Mercredi, l'IMD (International Institute for Management Development) remettait à Lausanne les diplômes de la volée 2001, à l'occasion d'une cérémonie caractérisée par un optimisme de mise: sur les 81 lauréats présents, 64 ont déjà signé un contrat d'embauche à hauteur de leurs qualifications, et les autres sont en passe de conclure. Quant à la classe 2002, elle est d'ores et déjà constituée. Chaque année, l'institut reçoit environ 900 candidatures pour 90 places disponibles. Autant dire que les participants sont triés sur le volet. Ils ont généralement la trentaine et déjà six ou sept années d'expérience professionnelle. Malgré ce succès, les dirigeants de l'établissement ont décidé d'apporter des changements importants à leur cursus MBA, changements qui seront effectifs dès janvier 2002. L'occasion de faire le point avec le professeur Sean Meehan, spécialiste en marketing stratégique et maître d'œuvre du nouveau programme, sur l'enseignement du management et les défis qui attendent les dirigeants d'entreprise de demain.

Le Temps: Pourquoi avoir ainsi modifié votre programme MBA? L'ancien était-il devenu obsolète?

Sean Meehan: Avec l'INSEAD à Fontainebleau et la London Business School, nous comptons parmi les meilleures écoles de management au monde. Le taux de satisfaction de nos partenaires n'a jamais été aussi élevé. Mais si nous voulons conserver notre position de leader, nous ne devons pas nous endormir sur nos lauriers. D'une certaine manière, nous mettons en pratique le principe que nous transmettons régulièrement à nos clients: «Appliquez le changement, même s'il n'y a aucune raison apparente de le faire!» C'est une question de dynamique.

– Quels sont, selon vous, les principaux défis qui attendent les managers du futur?

– Notre objectif est clairement d'amener nos diplômés au sommet de la pyramide de l'entreprise, c'est-à-dire à des postes de PDG. Leurs qualifications doivent les placer sur la liste, restreinte, des personnes susceptibles d'occuper ce type de position. Tout d'abord, ils doivent avoir du leadership, c'est-à-dire une vision. Où veulent-ils emmener l'organisation qu'ils dirigent? Ils doivent également devenir des entrepreneurs, aptes même au sein d'une grande société, à concrétiser des projets de A jusqu'à Z. Et enfin, les dirigeants de demain devront savoir travailler en réseau. Suite aux nombreuses fusions, acquisitions et coentreprises réalisées ces dernières décennies, les organisations sont de moins en moins verticales, et leur environnement de moins en moins structuré et de plus en plus ouvert. Demain, tous les acteurs de l'économie seront contraints de travailler ensemble, y compris lorsqu'ils sont concurrents.

– Quelles sont les modifications et les innovations les plus importantes que vous ayez apportées à votre programme MBA?

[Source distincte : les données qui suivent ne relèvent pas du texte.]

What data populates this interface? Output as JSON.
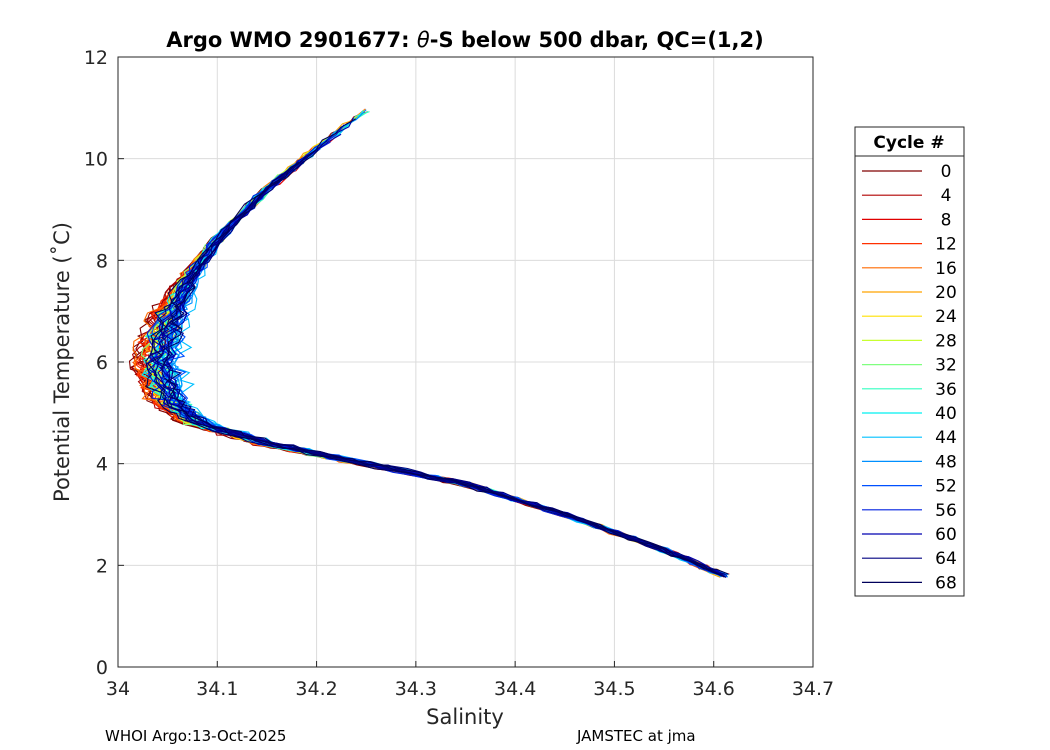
{
  "chart_data": {
    "type": "line",
    "title_prefix": "Argo WMO 2901677: ",
    "title_theta": "θ",
    "title_suffix": "-S below 500 dbar,  QC=(1,2)",
    "xlabel": "Salinity",
    "ylabel": "Potential Temperature (˚C)",
    "xlim": [
      34.0,
      34.7
    ],
    "ylim": [
      0,
      12
    ],
    "xticks": [
      "34",
      "34.1",
      "34.2",
      "34.3",
      "34.4",
      "34.5",
      "34.6",
      "34.7"
    ],
    "yticks": [
      "0",
      "2",
      "4",
      "6",
      "8",
      "10",
      "12"
    ],
    "grid": true,
    "legend_title": "Cycle #",
    "legend_position": "right",
    "legend": [
      {
        "label": "0",
        "color": "#800000"
      },
      {
        "label": "4",
        "color": "#b00000"
      },
      {
        "label": "8",
        "color": "#e00000"
      },
      {
        "label": "12",
        "color": "#ff3000"
      },
      {
        "label": "16",
        "color": "#ff6a00"
      },
      {
        "label": "20",
        "color": "#ffa500"
      },
      {
        "label": "24",
        "color": "#ffe000"
      },
      {
        "label": "28",
        "color": "#c8ff30"
      },
      {
        "label": "32",
        "color": "#80ff80"
      },
      {
        "label": "36",
        "color": "#30ffc0"
      },
      {
        "label": "40",
        "color": "#00f0f0"
      },
      {
        "label": "44",
        "color": "#00c0ff"
      },
      {
        "label": "48",
        "color": "#0090ff"
      },
      {
        "label": "52",
        "color": "#0050ff"
      },
      {
        "label": "56",
        "color": "#0020e0"
      },
      {
        "label": "60",
        "color": "#0000b0"
      },
      {
        "label": "64",
        "color": "#000080"
      },
      {
        "label": "68",
        "color": "#00005a"
      }
    ],
    "profile_shape": {
      "description_points": [
        [
          34.61,
          1.8
        ],
        [
          34.55,
          2.3
        ],
        [
          34.45,
          3.0
        ],
        [
          34.35,
          3.6
        ],
        [
          34.25,
          4.0
        ],
        [
          34.15,
          4.4
        ],
        [
          34.08,
          4.8
        ],
        [
          34.05,
          5.3
        ],
        [
          34.04,
          6.0
        ],
        [
          34.05,
          6.8
        ],
        [
          34.07,
          7.6
        ],
        [
          34.1,
          8.4
        ],
        [
          34.15,
          9.4
        ],
        [
          34.2,
          10.2
        ],
        [
          34.26,
          11.1
        ]
      ]
    },
    "footer_left": "WHOI Argo:13-Oct-2025",
    "footer_right": "JAMSTEC at jma"
  }
}
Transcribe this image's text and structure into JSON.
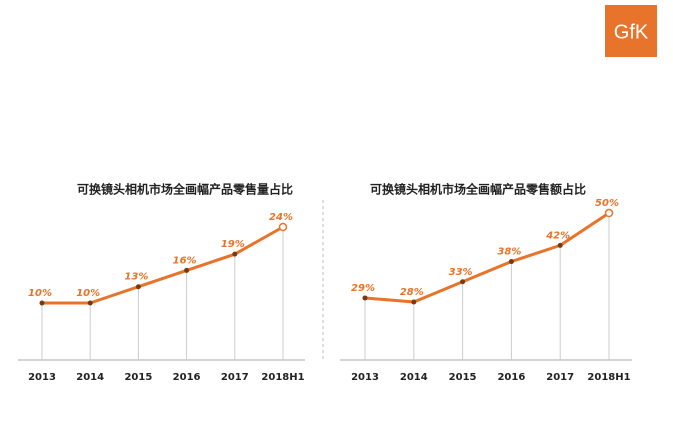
{
  "logo": "GfK",
  "chart_data": [
    {
      "type": "line",
      "title": "可换镜头相机市场全画幅产品零售量占比",
      "categories": [
        "2013",
        "2014",
        "2015",
        "2016",
        "2017",
        "2018H1"
      ],
      "series": [
        {
          "color": "#e8732a",
          "values": [
            10,
            10,
            13,
            16,
            19,
            24
          ],
          "value_labels": [
            "10%",
            "10%",
            "13%",
            "16%",
            "19%",
            "24%"
          ]
        }
      ]
    },
    {
      "type": "line",
      "title": "可换镜头相机市场全画幅产品零售额占比",
      "categories": [
        "2013",
        "2014",
        "2015",
        "2016",
        "2017",
        "2018H1"
      ],
      "series": [
        {
          "color": "#e8732a",
          "values": [
            29,
            28,
            33,
            38,
            42,
            50
          ],
          "value_labels": [
            "29%",
            "28%",
            "33%",
            "38%",
            "42%",
            "50%"
          ]
        }
      ]
    }
  ]
}
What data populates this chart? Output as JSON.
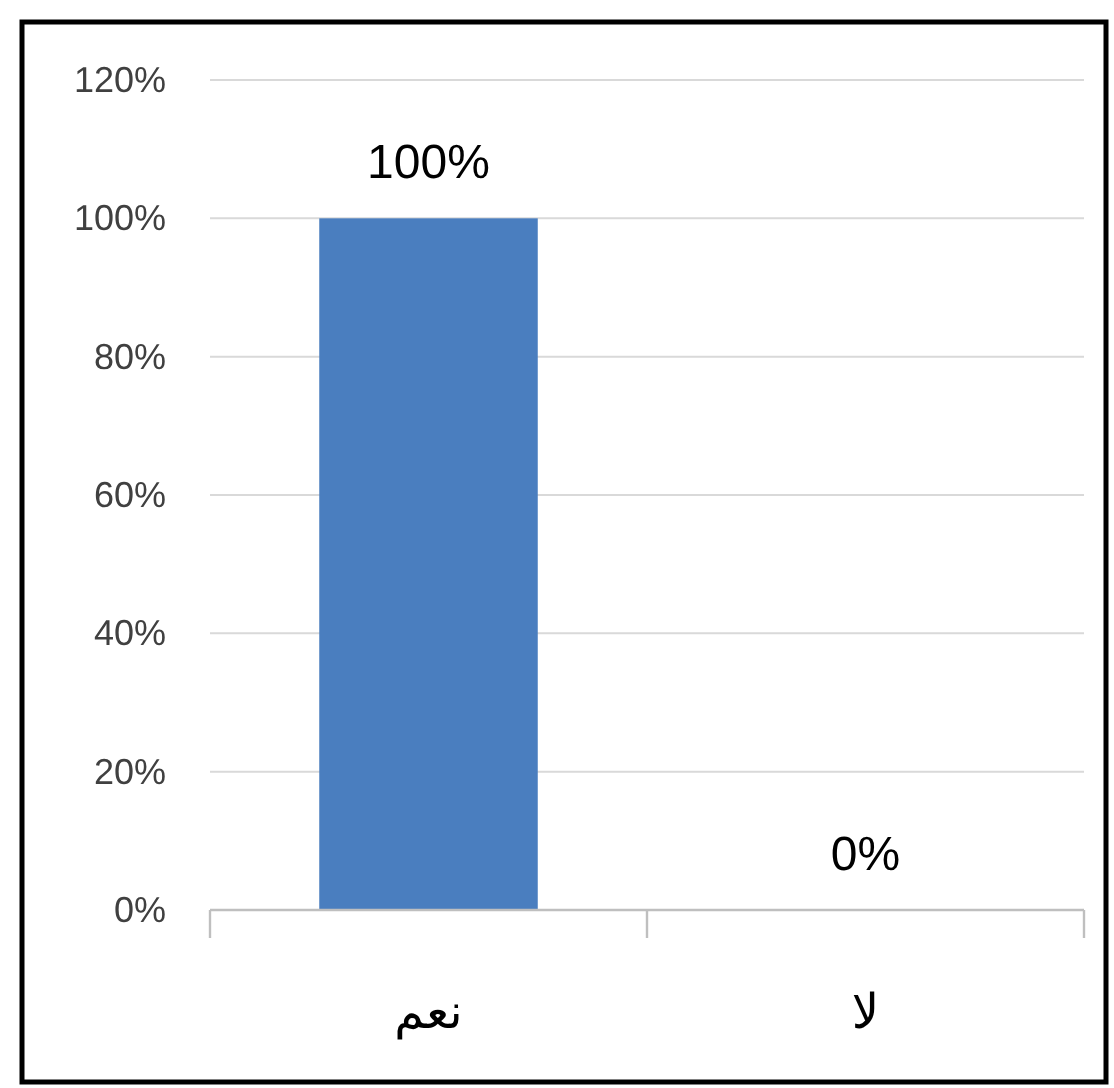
{
  "chart_data": {
    "type": "bar",
    "categories": [
      "نعم",
      "لا"
    ],
    "values": [
      100,
      0
    ],
    "color": "#4a7ebf",
    "ylim": [
      0,
      120
    ],
    "yticks": [
      {
        "value": 0,
        "label": "0%"
      },
      {
        "value": 20,
        "label": "20%"
      },
      {
        "value": 40,
        "label": "40%"
      },
      {
        "value": 60,
        "label": "60%"
      },
      {
        "value": 80,
        "label": "80%"
      },
      {
        "value": 100,
        "label": "100%"
      },
      {
        "value": 120,
        "label": "120%"
      }
    ],
    "grid": "y",
    "value_labels": [
      "100%",
      "0%"
    ]
  }
}
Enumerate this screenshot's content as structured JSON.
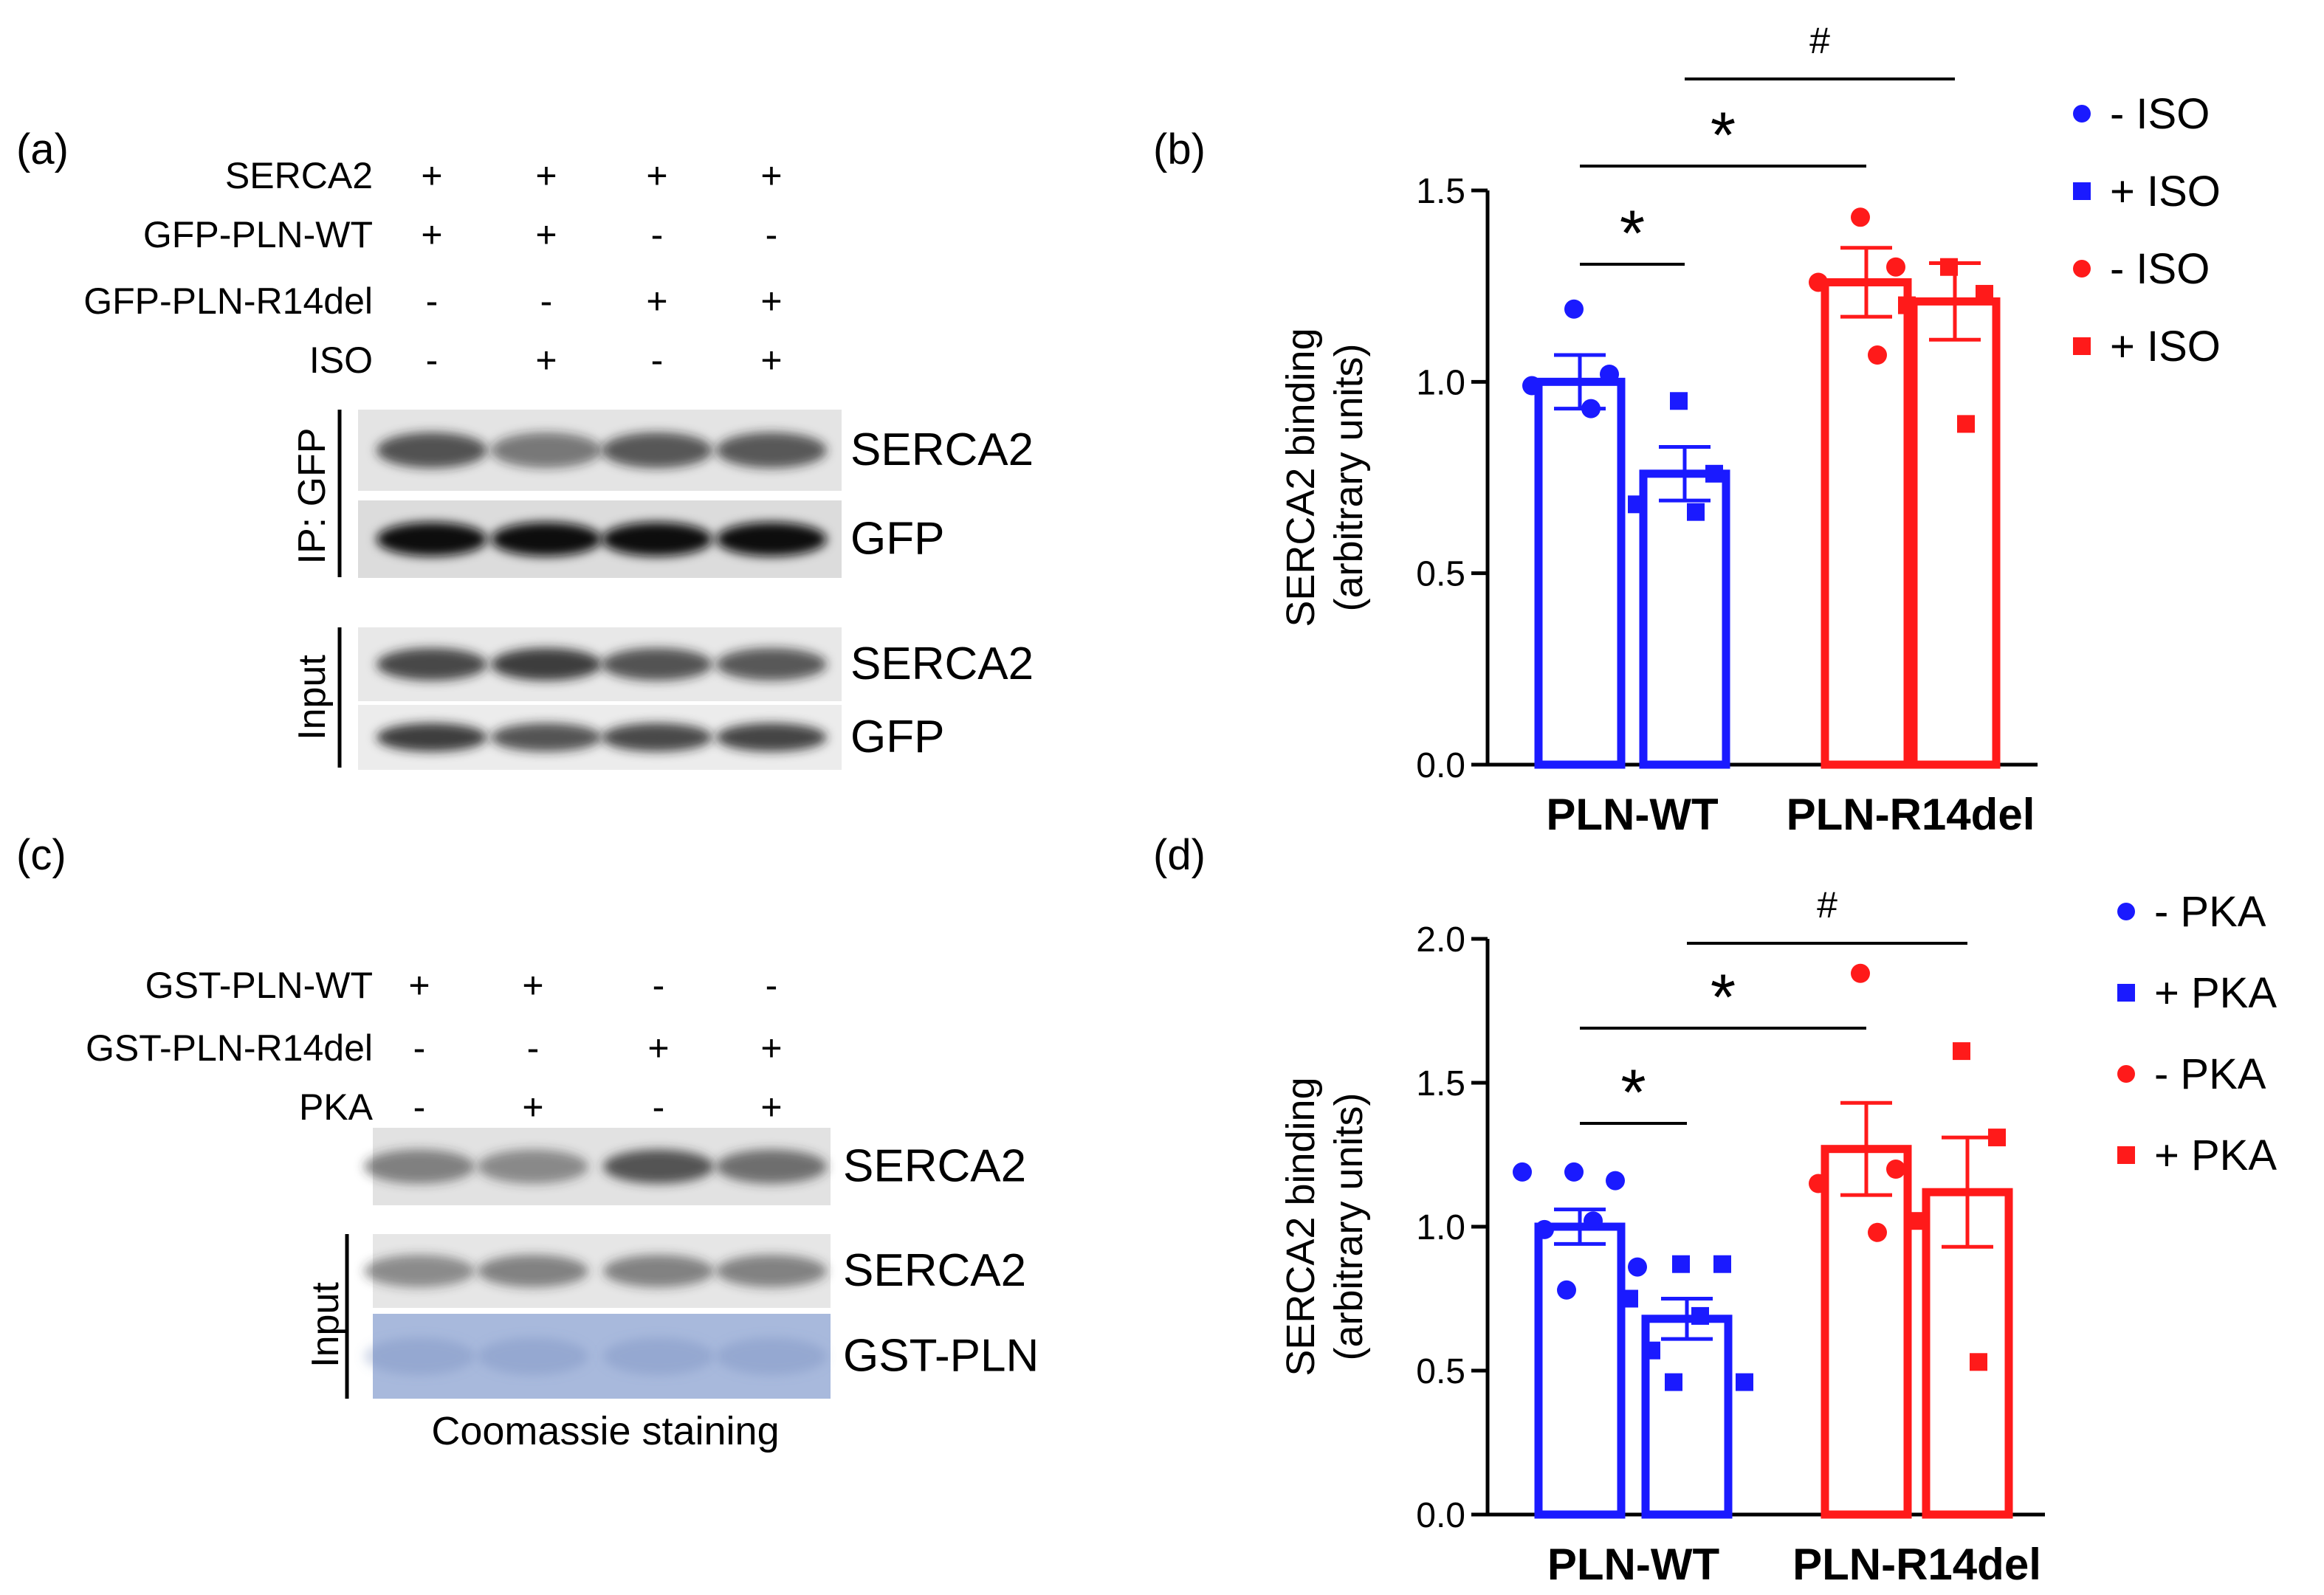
{
  "panels": {
    "a": {
      "label": "(a)",
      "lane_rows": [
        {
          "name": "SERCA2",
          "signs": [
            "+",
            "+",
            "+",
            "+"
          ]
        },
        {
          "name": "GFP-PLN-WT",
          "signs": [
            "+",
            "+",
            "-",
            "-"
          ]
        },
        {
          "name": "GFP-PLN-R14del",
          "signs": [
            "-",
            "-",
            "+",
            "+"
          ]
        },
        {
          "name": "ISO",
          "signs": [
            "-",
            "+",
            "-",
            "+"
          ]
        }
      ],
      "group_ip": "IP: GFP",
      "group_input": "Input",
      "blots": [
        {
          "label": "SERCA2",
          "intensity": [
            0.75,
            0.55,
            0.7,
            0.72
          ]
        },
        {
          "label": "GFP",
          "intensity": [
            1.0,
            1.0,
            1.0,
            1.0
          ]
        },
        {
          "label": "SERCA2",
          "intensity": [
            0.8,
            0.85,
            0.75,
            0.7
          ]
        },
        {
          "label": "GFP",
          "intensity": [
            0.85,
            0.75,
            0.8,
            0.82
          ]
        }
      ]
    },
    "c": {
      "label": "(c)",
      "lane_rows": [
        {
          "name": "GST-PLN-WT",
          "signs": [
            "+",
            "+",
            "-",
            "-"
          ]
        },
        {
          "name": "GST-PLN-R14del",
          "signs": [
            "-",
            "-",
            "+",
            "+"
          ]
        },
        {
          "name": "PKA",
          "signs": [
            "-",
            "+",
            "-",
            "+"
          ]
        }
      ],
      "group_input": "Input",
      "blots": [
        {
          "label": "SERCA2",
          "intensity": [
            0.55,
            0.5,
            0.8,
            0.65
          ]
        },
        {
          "label": "SERCA2",
          "intensity": [
            0.5,
            0.55,
            0.55,
            0.55
          ]
        },
        {
          "label": "GST-PLN",
          "intensity": [
            0.3,
            0.3,
            0.3,
            0.3
          ]
        }
      ],
      "caption": "Coomassie staining"
    }
  },
  "chart_data": [
    {
      "panel": "(b)",
      "type": "bar",
      "categories": [
        "PLN-WT",
        "PLN-R14del"
      ],
      "ylabel_line1": "SERCA2 binding",
      "ylabel_line2": "(arbitrary units)",
      "ylim": [
        0,
        1.5
      ],
      "yticks": [
        "0.0",
        "0.5",
        "1.0",
        "1.5"
      ],
      "series": [
        {
          "name": "- ISO",
          "category": "PLN-WT",
          "color": "#1a1aff",
          "marker": "circle",
          "mean": 1.0,
          "sem": 0.07,
          "points": [
            1.19,
            1.02,
            0.99,
            0.93
          ]
        },
        {
          "name": "+ ISO",
          "category": "PLN-WT",
          "color": "#1a1aff",
          "marker": "square",
          "mean": 0.76,
          "sem": 0.07,
          "points": [
            0.95,
            0.76,
            0.68,
            0.66
          ]
        },
        {
          "name": "- ISO",
          "category": "PLN-R14del",
          "color": "#ff1a1a",
          "marker": "circle",
          "mean": 1.26,
          "sem": 0.09,
          "points": [
            1.43,
            1.3,
            1.26,
            1.07
          ]
        },
        {
          "name": "+ ISO",
          "category": "PLN-R14del",
          "color": "#ff1a1a",
          "marker": "square",
          "mean": 1.21,
          "sem": 0.1,
          "points": [
            1.3,
            1.23,
            1.2,
            0.89
          ]
        }
      ],
      "significance": [
        {
          "from": 0,
          "to": 1,
          "symbol": "*"
        },
        {
          "from": 0,
          "to": 2,
          "symbol": "*"
        },
        {
          "from": 1,
          "to": 3,
          "symbol": "#"
        }
      ],
      "legend": [
        "- ISO",
        "+ ISO",
        "- ISO",
        "+ ISO"
      ]
    },
    {
      "panel": "(d)",
      "type": "bar",
      "categories": [
        "PLN-WT",
        "PLN-R14del"
      ],
      "ylabel_line1": "SERCA2 binding",
      "ylabel_line2": "(arbitrary units)",
      "ylim": [
        0,
        2.0
      ],
      "yticks": [
        "0.0",
        "0.5",
        "1.0",
        "1.5",
        "2.0"
      ],
      "series": [
        {
          "name": "- PKA",
          "category": "PLN-WT",
          "color": "#1a1aff",
          "marker": "circle",
          "mean": 1.0,
          "sem": 0.06,
          "points": [
            1.19,
            1.16,
            1.19,
            1.02,
            0.99,
            0.86,
            0.78
          ]
        },
        {
          "name": "+ PKA",
          "category": "PLN-WT",
          "color": "#1a1aff",
          "marker": "square",
          "mean": 0.68,
          "sem": 0.07,
          "points": [
            0.87,
            0.87,
            0.75,
            0.69,
            0.57,
            0.46,
            0.46
          ]
        },
        {
          "name": "- PKA",
          "category": "PLN-R14del",
          "color": "#ff1a1a",
          "marker": "circle",
          "mean": 1.27,
          "sem": 0.16,
          "points": [
            1.88,
            1.2,
            1.15,
            0.98
          ]
        },
        {
          "name": "+ PKA",
          "category": "PLN-R14del",
          "color": "#ff1a1a",
          "marker": "square",
          "mean": 1.12,
          "sem": 0.19,
          "points": [
            1.61,
            1.31,
            1.02,
            0.53
          ]
        }
      ],
      "significance": [
        {
          "from": 0,
          "to": 1,
          "symbol": "*"
        },
        {
          "from": 0,
          "to": 2,
          "symbol": "*"
        },
        {
          "from": 1,
          "to": 3,
          "symbol": "#"
        }
      ],
      "legend": [
        "- PKA",
        "+ PKA",
        "- PKA",
        "+ PKA"
      ]
    }
  ]
}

– Nous allons travailler sur le comportement par le biais d'exercices en équipes, où nos étudiants auront l'occasion de développer leur leadership. Puis, ces groupes se rendront dans les Balkans. Là, ils analyseront les problèmes cruciaux et les actions entreprises sur place par les dirigeants économiques, politiques et sociaux pour reconstruire une société décimée par les conflits. L'objectif du voyage étant que les participants, qui dirigeront demain des centaines de collaborateurs, soient conscients de leurs responsabilités au sein d'un environnement qui peut changer radicalement du jour au lendemain. D'autre part, afin de développer l'esprit d'entreprise de nos étudiants, de leur montrer concrètement comment on transforme une idée en une affaire couronnée de succès, nous les ferons travailler avec de vrais entrepreneurs et capital-risqueurs. Ils auront ainsi l'occasion de comprendre, au-delà des aspects techniques, ce qu'entreprendre veut dire. Nous aurons également un volet sur le management des stakeholders. Les participants examineront la signification du leadership dans un contexte où les partenaires de l'entreprise sont de plus en plus nombreux. Ils apprendront à gérer les attitudes, priorités et intérêts, souvent conflictuels des collaborateurs, clients, autorités civiles, organisations non gouvernementales, actionnaires et médias. Et enfin, les étudiants créeront et géreront un réseau virtuel, dont les membres partageront expériences et idées concernant différents domaines du management.

– En finalité, vos étudiants iront de plus en plus sur le terrain. La pratique est-elle en train de supplanter la théorie?

– La pratique est la meilleure des théories. Plus sérieusement, tout programme MBA valable se doit d'avoir des bases théoriques solides. Chez nous, elles sont enseignées avec une très forte orientation pratique. Et le travail sur le terrain permet de former les participants au leadership dans des conditions vécues.